“Two are better than one, because they have a good return for their work: If one falls down, his friend can help him up.” – Ecclesiastes 4:9-10
Not being a fan of self-checkout in stores is just one more thing, I suppose, that puts me further and further behind on the technology curve. Part of my dislike stems from having always been a “late-adopter” of technology, thus being a bit slow and lazy about learning it. Except out of necessity, technology has never been one of my great interests. But there is another reason I resist self-checkout, and that is I happen to enjoy interactions with fellow human beings. So, it is not unusual to find me waiting in a long line to be checked out by a human, rather than using the more efficient self-service lanes.

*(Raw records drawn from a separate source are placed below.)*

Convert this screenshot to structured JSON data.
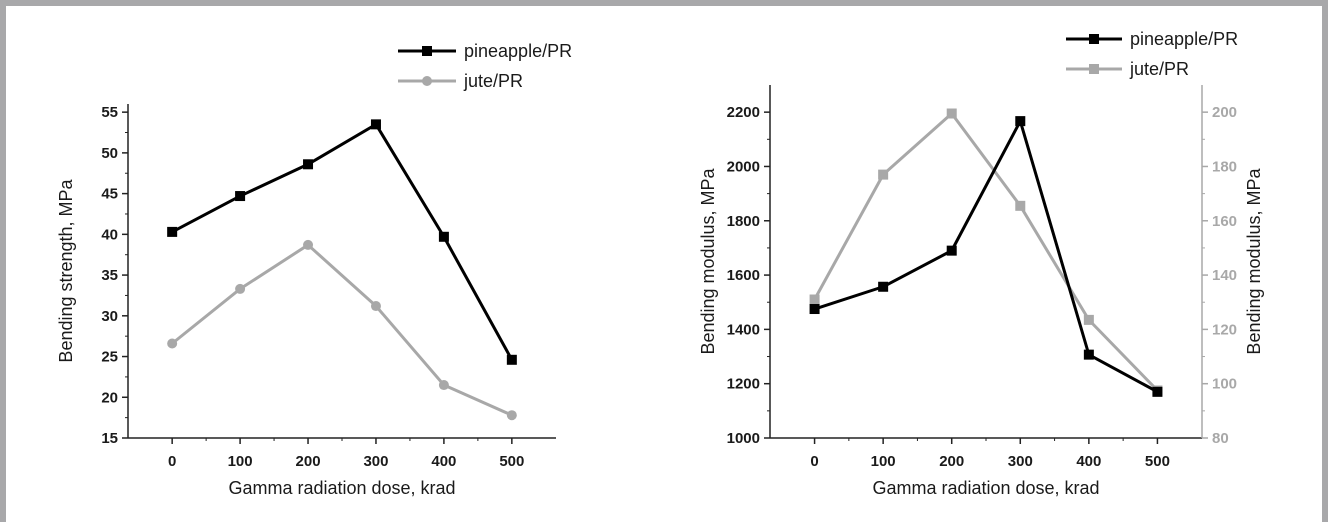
{
  "chart_data": [
    {
      "type": "line",
      "x": [
        0,
        100,
        200,
        300,
        400,
        500
      ],
      "xlabel": "Gamma radiation dose, krad",
      "ylabel": "Bending strength, MPa",
      "xlim": [
        -65,
        565
      ],
      "ylim": [
        15,
        56
      ],
      "yticks": [
        15,
        20,
        25,
        30,
        35,
        40,
        45,
        50,
        55
      ],
      "series": [
        {
          "name": "pineapple/PR",
          "values": [
            40.3,
            44.7,
            48.6,
            53.5,
            39.7,
            24.6
          ],
          "color": "#000000",
          "marker": "square"
        },
        {
          "name": "jute/PR",
          "values": [
            26.6,
            33.3,
            38.7,
            31.2,
            21.5,
            17.8
          ],
          "color": "#a8a8a8",
          "marker": "circle"
        }
      ],
      "legend": "top-right"
    },
    {
      "type": "line",
      "x": [
        0,
        100,
        200,
        300,
        400,
        500
      ],
      "xlabel": "Gamma radiation dose, krad",
      "ylabel": "Bending modulus, MPa",
      "ylabel_right": "Bending modulus, MPa",
      "xlim": [
        -65,
        565
      ],
      "ylim": [
        1000,
        2300
      ],
      "ylim_right": [
        80,
        210
      ],
      "yticks": [
        1000,
        1200,
        1400,
        1600,
        1800,
        2000,
        2200
      ],
      "yticks_right": [
        80,
        100,
        120,
        140,
        160,
        180,
        200
      ],
      "series": [
        {
          "name": "pineapple/PR",
          "axis": "left",
          "values": [
            1475,
            1557,
            1690,
            2167,
            1307,
            1170
          ],
          "color": "#000000",
          "marker": "square"
        },
        {
          "name": "jute/PR",
          "axis": "right",
          "values": [
            131,
            177,
            199.5,
            165.5,
            123.5,
            97.5
          ],
          "color": "#a8a8a8",
          "marker": "square"
        }
      ],
      "legend": "top-right"
    }
  ]
}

In the late 1980’s when the technology revolution was rapidly gaining momentum, there was hardly an industry or profession whose workforce did not fear its potential impact. Plain and simple, the fear was that our livelihoods were in jeopardy of being replaced or reduced by technology. That was when the president of our company at the time, in an appeal to calm such fears, said something I’ve never forgotten. “There will never cease to be a need,” he said, “for the advice and counsel of a fellow human being.” Meaning, while the delivery methods for our services may change, the need for them never will.

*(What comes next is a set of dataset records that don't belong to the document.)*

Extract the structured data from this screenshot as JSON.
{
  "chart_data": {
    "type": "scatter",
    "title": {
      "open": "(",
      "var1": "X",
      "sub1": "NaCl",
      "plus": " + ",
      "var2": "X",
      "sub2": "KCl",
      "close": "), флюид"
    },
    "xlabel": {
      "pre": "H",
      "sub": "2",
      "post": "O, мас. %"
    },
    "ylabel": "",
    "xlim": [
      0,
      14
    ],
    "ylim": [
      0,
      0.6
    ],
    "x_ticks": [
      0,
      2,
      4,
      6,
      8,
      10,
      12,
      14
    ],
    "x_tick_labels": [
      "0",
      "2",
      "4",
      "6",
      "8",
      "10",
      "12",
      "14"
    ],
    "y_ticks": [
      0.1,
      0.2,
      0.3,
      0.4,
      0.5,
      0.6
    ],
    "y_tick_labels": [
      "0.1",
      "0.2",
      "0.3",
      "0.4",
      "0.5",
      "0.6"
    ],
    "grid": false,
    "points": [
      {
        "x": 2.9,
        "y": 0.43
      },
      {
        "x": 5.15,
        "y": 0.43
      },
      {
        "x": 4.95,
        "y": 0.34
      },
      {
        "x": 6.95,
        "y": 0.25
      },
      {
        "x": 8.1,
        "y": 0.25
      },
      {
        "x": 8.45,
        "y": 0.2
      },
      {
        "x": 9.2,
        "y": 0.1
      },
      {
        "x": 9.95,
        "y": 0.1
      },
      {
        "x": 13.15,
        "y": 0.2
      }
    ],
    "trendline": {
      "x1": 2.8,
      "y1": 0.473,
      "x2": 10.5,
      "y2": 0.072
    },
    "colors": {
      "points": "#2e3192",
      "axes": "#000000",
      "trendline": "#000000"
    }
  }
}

Now admittedly, I personally am an extravert by its truest definition, that is one who is energized by being around people. But it doesn’t matter really whether we are extraverted on introverted, we are all designed for the purpose of companionship, not isolation, for intimacy, and not loneliness. Nor are we here on this earth to serve only ourselves, but to serve God and others. Simply put, people need people, always have and always will.

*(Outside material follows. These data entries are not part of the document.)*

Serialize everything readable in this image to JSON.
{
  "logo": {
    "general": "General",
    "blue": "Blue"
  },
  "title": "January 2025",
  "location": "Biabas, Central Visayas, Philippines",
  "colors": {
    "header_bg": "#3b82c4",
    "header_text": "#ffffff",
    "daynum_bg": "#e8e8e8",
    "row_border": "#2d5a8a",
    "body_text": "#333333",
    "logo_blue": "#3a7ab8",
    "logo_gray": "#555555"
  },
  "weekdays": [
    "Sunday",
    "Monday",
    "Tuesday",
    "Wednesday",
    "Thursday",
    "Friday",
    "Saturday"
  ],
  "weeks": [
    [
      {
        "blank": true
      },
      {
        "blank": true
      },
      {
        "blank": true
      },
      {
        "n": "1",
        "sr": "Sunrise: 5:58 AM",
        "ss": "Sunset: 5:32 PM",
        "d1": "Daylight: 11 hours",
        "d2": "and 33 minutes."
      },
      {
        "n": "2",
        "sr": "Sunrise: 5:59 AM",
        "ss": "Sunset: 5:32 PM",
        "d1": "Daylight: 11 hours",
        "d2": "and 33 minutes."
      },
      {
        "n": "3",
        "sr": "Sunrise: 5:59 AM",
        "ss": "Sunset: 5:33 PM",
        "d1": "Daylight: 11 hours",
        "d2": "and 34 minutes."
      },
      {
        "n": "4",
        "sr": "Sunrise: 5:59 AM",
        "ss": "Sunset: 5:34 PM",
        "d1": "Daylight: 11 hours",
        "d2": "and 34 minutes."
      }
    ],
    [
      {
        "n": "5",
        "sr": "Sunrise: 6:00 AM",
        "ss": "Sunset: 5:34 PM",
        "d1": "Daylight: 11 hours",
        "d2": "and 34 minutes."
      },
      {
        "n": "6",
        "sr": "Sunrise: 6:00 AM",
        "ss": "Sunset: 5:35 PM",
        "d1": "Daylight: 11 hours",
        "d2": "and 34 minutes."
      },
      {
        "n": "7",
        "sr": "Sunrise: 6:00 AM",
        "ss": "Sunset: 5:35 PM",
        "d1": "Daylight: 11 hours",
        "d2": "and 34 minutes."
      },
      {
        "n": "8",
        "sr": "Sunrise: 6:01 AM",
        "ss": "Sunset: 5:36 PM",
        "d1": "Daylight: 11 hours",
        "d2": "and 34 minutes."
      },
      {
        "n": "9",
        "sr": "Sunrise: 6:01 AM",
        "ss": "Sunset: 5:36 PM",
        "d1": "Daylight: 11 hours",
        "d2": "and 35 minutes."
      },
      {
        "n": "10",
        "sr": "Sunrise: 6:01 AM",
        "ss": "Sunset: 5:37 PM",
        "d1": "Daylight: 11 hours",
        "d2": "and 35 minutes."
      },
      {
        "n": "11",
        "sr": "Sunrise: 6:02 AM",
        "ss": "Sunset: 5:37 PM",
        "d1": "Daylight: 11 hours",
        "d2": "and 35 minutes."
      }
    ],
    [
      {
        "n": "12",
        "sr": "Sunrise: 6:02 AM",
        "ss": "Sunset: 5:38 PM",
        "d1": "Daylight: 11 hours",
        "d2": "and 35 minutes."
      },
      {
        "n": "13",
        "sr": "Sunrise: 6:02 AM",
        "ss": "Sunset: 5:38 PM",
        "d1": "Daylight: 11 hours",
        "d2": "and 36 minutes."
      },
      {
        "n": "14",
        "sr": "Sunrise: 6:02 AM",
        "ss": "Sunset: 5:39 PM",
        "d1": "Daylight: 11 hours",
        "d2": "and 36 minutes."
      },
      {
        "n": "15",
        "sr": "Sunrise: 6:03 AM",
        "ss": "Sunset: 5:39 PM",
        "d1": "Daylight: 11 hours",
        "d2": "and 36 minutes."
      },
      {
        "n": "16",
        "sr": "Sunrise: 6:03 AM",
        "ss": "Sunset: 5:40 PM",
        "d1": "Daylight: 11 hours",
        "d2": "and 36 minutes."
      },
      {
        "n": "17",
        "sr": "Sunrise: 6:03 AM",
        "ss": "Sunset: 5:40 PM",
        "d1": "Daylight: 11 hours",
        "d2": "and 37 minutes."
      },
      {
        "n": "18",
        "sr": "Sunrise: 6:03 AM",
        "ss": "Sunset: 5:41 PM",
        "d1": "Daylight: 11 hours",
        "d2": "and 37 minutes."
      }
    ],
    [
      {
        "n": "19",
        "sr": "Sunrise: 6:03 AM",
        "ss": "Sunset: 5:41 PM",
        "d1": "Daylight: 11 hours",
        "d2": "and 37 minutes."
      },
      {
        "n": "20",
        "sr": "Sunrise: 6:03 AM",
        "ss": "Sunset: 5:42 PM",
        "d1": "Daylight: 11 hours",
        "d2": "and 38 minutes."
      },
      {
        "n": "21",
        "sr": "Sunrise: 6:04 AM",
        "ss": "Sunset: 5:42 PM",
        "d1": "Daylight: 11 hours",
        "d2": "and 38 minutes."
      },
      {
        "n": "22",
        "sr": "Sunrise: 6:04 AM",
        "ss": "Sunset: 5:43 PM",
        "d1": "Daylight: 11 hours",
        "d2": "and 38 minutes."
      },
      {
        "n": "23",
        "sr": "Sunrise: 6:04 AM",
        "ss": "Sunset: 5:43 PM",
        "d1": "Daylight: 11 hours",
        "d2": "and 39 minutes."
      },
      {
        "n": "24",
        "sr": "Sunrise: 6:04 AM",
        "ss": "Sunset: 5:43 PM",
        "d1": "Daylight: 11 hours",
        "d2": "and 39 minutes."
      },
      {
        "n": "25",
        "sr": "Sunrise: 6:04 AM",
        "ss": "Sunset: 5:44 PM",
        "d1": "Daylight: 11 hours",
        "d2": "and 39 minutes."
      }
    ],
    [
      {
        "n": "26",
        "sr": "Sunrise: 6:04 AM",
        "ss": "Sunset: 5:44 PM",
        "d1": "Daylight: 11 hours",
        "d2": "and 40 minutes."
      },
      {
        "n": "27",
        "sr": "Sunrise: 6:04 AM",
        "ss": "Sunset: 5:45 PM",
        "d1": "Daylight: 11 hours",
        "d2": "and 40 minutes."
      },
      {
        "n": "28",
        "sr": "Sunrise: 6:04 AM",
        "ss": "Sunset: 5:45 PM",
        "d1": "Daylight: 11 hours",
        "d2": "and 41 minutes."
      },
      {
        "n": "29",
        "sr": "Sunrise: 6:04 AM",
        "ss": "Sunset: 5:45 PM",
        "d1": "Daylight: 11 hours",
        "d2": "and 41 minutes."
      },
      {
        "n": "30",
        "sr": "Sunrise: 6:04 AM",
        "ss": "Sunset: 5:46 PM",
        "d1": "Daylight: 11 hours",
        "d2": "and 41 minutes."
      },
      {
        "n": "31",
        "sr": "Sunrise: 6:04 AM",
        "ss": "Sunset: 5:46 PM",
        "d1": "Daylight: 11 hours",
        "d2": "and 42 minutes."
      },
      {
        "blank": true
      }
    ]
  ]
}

Does that mean self-service will disappear, and checkout clerks are going to make a comeback? I wouldn’t count on it; which means people like me are going to have to accept it and adapt to using it. But one thing will never change, and that is that “Two are better than one, because they have a good return for their work: If one falls down, his friend can help him up.” That is the way we are created, and technology will never change that fact. For as my old boss once said, there will never cease to be a need for the advice and counsel – and companionship – of fellow human beings.